Syslog, SSH Login Attempt and Nginx dashboard for Filebeat

Tek_Chand · October 2, 2018, 6:43am

Hello Team,

I am using Logstash pipeline so i can use dashboards available with Filebeat to visualize data in Kibana.
I have followed the below link:

https://www.elastic.co/guide/en/logstash/5.6/filebeat-modules.html

I am getting the logs on kibana dashboard using logstash pipeline for syslog, authlog and nginx and all the fields are also showing on kibana dashboard like system.auth.ssh.geoip.country_name, system.auth.ssh.geoip.continent_code etc for authlog as well as nginx logs.

Please refer the below screenshot:

But i am not seeing any data in Nginx and syslogs dashboards of filebeat.

Can you please help me to troubleshoot the issue. In my testing environment its working fine.

Any assistance will be appreciated.

Thanks in advance.

kvch · October 2, 2018, 8:31am

What is the name of index template you have set?
Kibana dashboards are tied to filebeat-*. Is it possible you have configured it differently?

Tek_Chand · October 2, 2018, 9:01am

Hello Noemi,

Thank you for your response.

I have created separate template for each index and created separate indexes for auth.log, syslog and nginx access log. My template name are authlogs, syslog and nginxaccess

Below are the index patterns and templates names are also same:

Selection_037

In filebeat-* index we are getting only our application logs.

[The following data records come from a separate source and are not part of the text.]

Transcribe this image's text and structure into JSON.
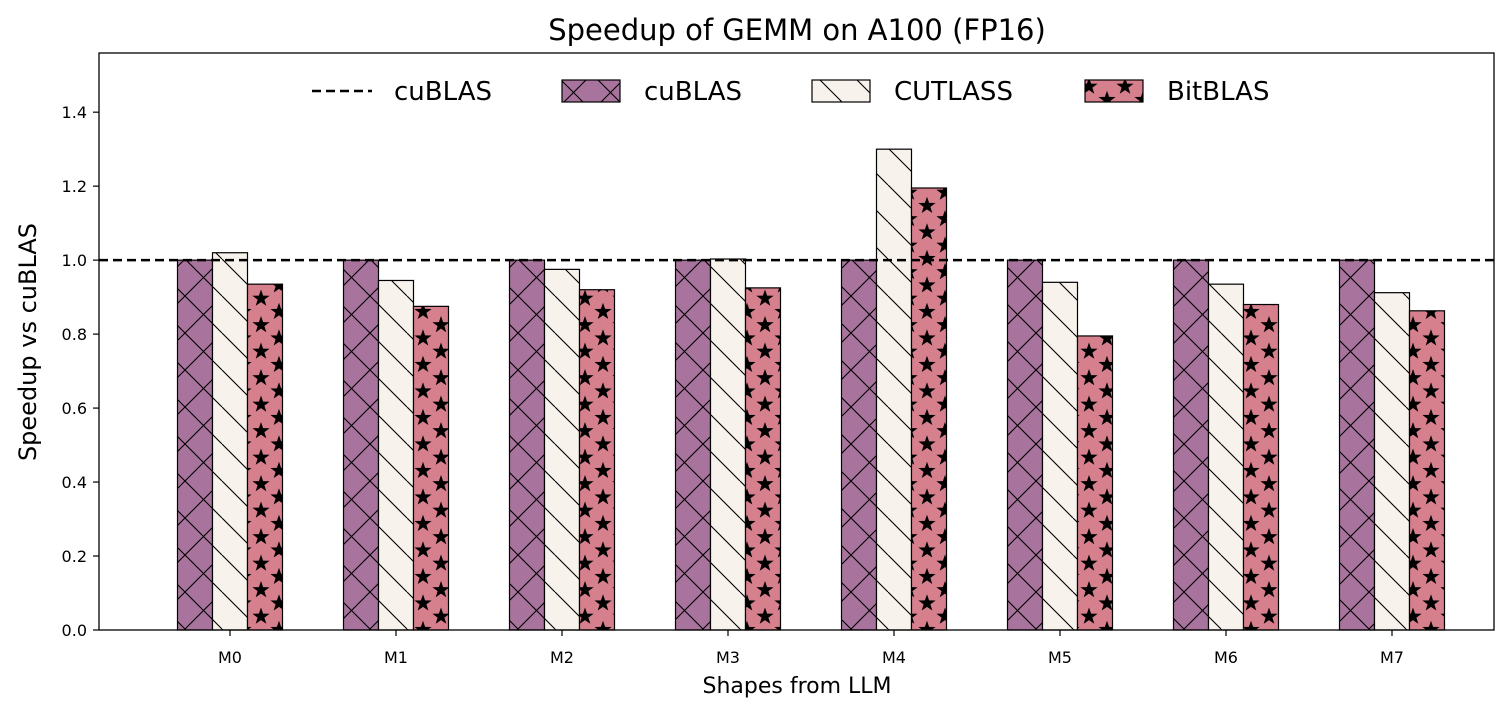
{
  "chart_data": {
    "type": "bar",
    "title": "Speedup of GEMM on A100 (FP16)",
    "xlabel": "Shapes from LLM",
    "ylabel": "Speedup vs cuBLAS",
    "categories": [
      "M0",
      "M1",
      "M2",
      "M3",
      "M4",
      "M5",
      "M6",
      "M7"
    ],
    "ylim": [
      0,
      1.56
    ],
    "yticks": [
      "0.0",
      "0.2",
      "0.4",
      "0.6",
      "0.8",
      "1.0",
      "1.2",
      "1.4"
    ],
    "grid": false,
    "legend_position": "top-center",
    "baseline": {
      "name": "cuBLAS",
      "value": 1.0,
      "style": "dashed",
      "color": "#000000"
    },
    "series": [
      {
        "name": "cuBLAS",
        "color": "#a8739c",
        "hatch": "cross",
        "values": [
          1.0,
          1.0,
          1.0,
          1.0,
          1.0,
          1.0,
          1.0,
          1.0
        ]
      },
      {
        "name": "CUTLASS",
        "color": "#f7f2ec",
        "hatch": "backslash",
        "values": [
          1.02,
          0.945,
          0.975,
          1.003,
          1.3,
          0.94,
          0.935,
          0.912
        ]
      },
      {
        "name": "BitBLAS",
        "color": "#d67f8d",
        "hatch": "star",
        "values": [
          0.935,
          0.875,
          0.92,
          0.925,
          1.195,
          0.795,
          0.88,
          0.863
        ]
      }
    ]
  }
}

I have created separate index for each log type so we can create separate dashboard for each log type with required field.

When we use single index for all logs then we create separate dashboard for each log type with required filed then dashboard showing blank line if selected filed data didn't match.

Can you please tell me how i can fix this issue?

One more question, if i use filebeat-* index for my auth.log, syslog and nginx access logs then i will able to see the data on Filebeat syslog and nginx dashbord. I am right?

Thanks.

kvch · October 2, 2018, 10:17am

Yes, you can fix it by using filebeat-* for your modules logs.
What is your Filebeat version?

Tek_Chand · October 2, 2018, 10:27am

@noemie,

I am using ELK 6.4.0 as well as beat (Filebeat, Metricbeat) 6.4.0

I am not using filebeat modules, because i am using logstash and filebeat modules can't be used with logstash. i am using prospectors in filebeat and then logstash pipeline to ingest data.

There is one problem using filebeat-* index for auth.log, syslog and nginx logs i.e all logs will be come in single index and even if we create separate dashboard on the basis of fields it will still show blank lines in each newly created dashboard. Which make searching difficult.

From above communication its seems that I don't have any other option now except by using filebeat-* index for authlog and nginx log if i want to use filebeat dashboard of syslog and nginx.

If you can suggest any alternative that will be good for me.
Thanks.

Tek_Chand · October 3, 2018, 4:53am

Hello Team,

Can you please help me on above issue?

kvch · October 3, 2018, 7:56am

You can edit the dashboard files before you upload it to Kibana. Change "index": "filebeat-*" to "index": "{{ your-index-name }}" in the dashboard JSONs provided by Filebeat. Then upload the dashboard again.

Tek_Chand · October 3, 2018, 8:01am

@Noemi, Thank you for response.

I have made changes at my end. Now i am using filebeat-* index for auth.log, syslog and nginx logs and now data is showing in Filebeat syslog and Nginx dashboard.

Thanks.

system · October 31, 2018, 8:01am

This topic was automatically closed 28 days after the last reply. New replies are no longer allowed.